Chiaravalle crocevia dello spaccio e del consumo di droga, parla l’assessore Favi

Chiaravalle crocevia dello spaccio e del consumo di droga, parla l’assessore Favi

Chiaravalle crocevia dello spaccio e del consumo di droga. La storia non ha insegnato nulla. Eppure la storia chiaravallese parla purtroppo di tante, troppe vite perdute a causa del “mostro”; di tanti, troppi giovani che alla fine degli anni ’80 e negli anni ’90 si dissolsero a causa dell’Aids e del consumo di droghe.

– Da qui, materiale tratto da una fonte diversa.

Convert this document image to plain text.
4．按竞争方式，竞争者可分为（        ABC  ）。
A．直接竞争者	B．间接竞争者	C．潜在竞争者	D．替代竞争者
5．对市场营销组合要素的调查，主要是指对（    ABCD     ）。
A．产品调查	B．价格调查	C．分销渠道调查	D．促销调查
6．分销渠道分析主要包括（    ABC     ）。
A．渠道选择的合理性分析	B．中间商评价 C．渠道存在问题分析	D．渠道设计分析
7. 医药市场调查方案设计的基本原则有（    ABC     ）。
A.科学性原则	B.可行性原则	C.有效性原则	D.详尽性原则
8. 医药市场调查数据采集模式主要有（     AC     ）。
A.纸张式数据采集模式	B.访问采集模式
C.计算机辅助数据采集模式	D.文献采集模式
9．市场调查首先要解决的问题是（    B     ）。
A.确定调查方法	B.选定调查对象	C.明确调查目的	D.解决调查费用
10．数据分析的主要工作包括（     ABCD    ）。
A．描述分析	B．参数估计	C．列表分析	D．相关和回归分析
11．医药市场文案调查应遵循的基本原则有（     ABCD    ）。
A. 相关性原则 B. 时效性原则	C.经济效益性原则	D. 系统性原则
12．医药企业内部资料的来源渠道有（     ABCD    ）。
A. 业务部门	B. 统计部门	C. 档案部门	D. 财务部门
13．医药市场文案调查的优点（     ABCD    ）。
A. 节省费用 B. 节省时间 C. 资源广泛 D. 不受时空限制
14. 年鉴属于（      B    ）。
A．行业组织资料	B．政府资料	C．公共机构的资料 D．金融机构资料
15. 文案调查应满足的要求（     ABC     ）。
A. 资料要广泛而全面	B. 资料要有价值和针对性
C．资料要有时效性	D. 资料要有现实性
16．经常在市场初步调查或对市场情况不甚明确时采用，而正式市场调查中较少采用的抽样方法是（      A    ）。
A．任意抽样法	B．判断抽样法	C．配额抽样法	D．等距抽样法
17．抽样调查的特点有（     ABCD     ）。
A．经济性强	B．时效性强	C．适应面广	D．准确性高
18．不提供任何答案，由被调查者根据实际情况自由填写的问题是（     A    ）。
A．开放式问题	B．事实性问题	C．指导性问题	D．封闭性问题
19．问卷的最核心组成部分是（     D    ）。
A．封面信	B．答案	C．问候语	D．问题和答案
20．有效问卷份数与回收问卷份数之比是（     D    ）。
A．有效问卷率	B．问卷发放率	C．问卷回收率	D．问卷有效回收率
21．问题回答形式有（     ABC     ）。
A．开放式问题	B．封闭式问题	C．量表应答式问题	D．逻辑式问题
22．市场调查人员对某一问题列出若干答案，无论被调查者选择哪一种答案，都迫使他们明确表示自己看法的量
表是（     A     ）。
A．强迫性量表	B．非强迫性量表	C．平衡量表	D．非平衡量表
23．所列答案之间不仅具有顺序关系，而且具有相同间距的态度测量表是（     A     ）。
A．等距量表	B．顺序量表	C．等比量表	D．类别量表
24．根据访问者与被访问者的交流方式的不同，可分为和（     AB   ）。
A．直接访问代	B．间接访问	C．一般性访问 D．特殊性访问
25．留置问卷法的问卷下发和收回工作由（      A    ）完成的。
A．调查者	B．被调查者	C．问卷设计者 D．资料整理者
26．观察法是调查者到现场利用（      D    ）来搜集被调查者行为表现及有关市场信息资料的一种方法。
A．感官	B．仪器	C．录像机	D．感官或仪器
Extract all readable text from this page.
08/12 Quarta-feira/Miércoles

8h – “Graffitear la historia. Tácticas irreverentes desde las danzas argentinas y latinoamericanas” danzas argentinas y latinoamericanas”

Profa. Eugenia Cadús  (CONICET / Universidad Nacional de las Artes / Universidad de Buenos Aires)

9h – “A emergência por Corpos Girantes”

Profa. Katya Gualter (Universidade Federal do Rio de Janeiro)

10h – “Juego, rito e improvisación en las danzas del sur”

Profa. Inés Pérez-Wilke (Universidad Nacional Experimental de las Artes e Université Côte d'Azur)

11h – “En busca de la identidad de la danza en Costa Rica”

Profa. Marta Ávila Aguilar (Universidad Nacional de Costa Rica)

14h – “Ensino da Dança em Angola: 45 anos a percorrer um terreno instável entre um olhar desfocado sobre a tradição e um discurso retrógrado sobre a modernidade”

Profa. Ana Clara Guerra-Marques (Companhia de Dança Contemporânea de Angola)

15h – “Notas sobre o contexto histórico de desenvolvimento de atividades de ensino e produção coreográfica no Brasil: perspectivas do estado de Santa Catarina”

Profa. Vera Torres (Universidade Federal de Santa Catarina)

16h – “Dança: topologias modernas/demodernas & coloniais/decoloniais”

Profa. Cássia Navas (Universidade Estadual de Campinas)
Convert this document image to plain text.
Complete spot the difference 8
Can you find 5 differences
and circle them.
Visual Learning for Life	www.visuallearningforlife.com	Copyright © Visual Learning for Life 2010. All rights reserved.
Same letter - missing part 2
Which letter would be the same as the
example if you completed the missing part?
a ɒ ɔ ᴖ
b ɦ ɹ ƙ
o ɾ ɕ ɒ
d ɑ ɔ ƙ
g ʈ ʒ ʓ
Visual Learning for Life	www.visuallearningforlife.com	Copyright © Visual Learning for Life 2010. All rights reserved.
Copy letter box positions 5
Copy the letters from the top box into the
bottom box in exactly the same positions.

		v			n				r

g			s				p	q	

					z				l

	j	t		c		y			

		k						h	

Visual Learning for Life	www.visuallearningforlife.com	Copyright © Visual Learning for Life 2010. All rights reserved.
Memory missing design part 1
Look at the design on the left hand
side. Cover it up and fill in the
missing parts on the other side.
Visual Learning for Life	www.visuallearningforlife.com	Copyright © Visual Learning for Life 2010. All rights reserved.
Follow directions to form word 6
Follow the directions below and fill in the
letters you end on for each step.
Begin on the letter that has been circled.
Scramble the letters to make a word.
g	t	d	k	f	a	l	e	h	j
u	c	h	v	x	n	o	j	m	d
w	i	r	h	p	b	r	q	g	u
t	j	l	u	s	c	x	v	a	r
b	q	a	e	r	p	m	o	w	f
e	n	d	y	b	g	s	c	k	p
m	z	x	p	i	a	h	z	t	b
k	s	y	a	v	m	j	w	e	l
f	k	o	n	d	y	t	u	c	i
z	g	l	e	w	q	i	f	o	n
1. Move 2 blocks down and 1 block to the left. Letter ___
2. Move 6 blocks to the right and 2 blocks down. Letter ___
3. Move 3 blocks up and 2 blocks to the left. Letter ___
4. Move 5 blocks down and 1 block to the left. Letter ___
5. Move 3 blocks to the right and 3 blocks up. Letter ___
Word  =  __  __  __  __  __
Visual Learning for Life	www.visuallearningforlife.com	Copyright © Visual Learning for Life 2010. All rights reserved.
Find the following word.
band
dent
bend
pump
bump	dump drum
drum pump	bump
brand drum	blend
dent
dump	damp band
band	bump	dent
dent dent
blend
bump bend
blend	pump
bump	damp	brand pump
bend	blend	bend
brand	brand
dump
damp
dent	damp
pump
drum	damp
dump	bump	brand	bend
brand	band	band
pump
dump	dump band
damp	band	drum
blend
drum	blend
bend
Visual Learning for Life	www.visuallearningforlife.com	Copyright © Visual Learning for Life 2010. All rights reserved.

La città accoglie sgomenta l’ennesima notizia di giovani sorpresi con droghe. L’allarme viene un po’ da tutti: dai carabinieri, che stanno svolgendo una capillare opera di prevenzione e repressione, dalle istituzioni, dagli operatori sanitari e scolastici. “Quando vengo a conoscenza del coinvolgimento di giovani chiaravallesi – dice Francesco Favi, assessore alle politiche giovanili, alla cultura ed allo sport – nel consumo e nello spaccio di sostanze stupefacenti, resto sgomento. Da insegnante, abituato per lo più a vedere il “lato chiaro” degli studenti e a spronarli a credere, scommettere, investire nella loro formazione e nel loro futuro, ma conscio anche del disagio che talora si nasconde dietro le loro esistenze e del vuoto di valori che incombe. Da assessore, consapevole che il molto che si fa con iniziative e progetti di inclusione, di educazione alla legalità e a corretti stili di vita, non è mai abbastanza per tutelare i ragazzi, per saziare la loro fame di ascolto, per coinvolgerli in percorsi di corresponsabilità etica e di cittadinanza partecipata. E da chiaravallese, memore della scure che trent’anni fa si abbatté su un’intera generazione di miei concittadini, che pagarono con la vita la propria dipendenza dalla droga”.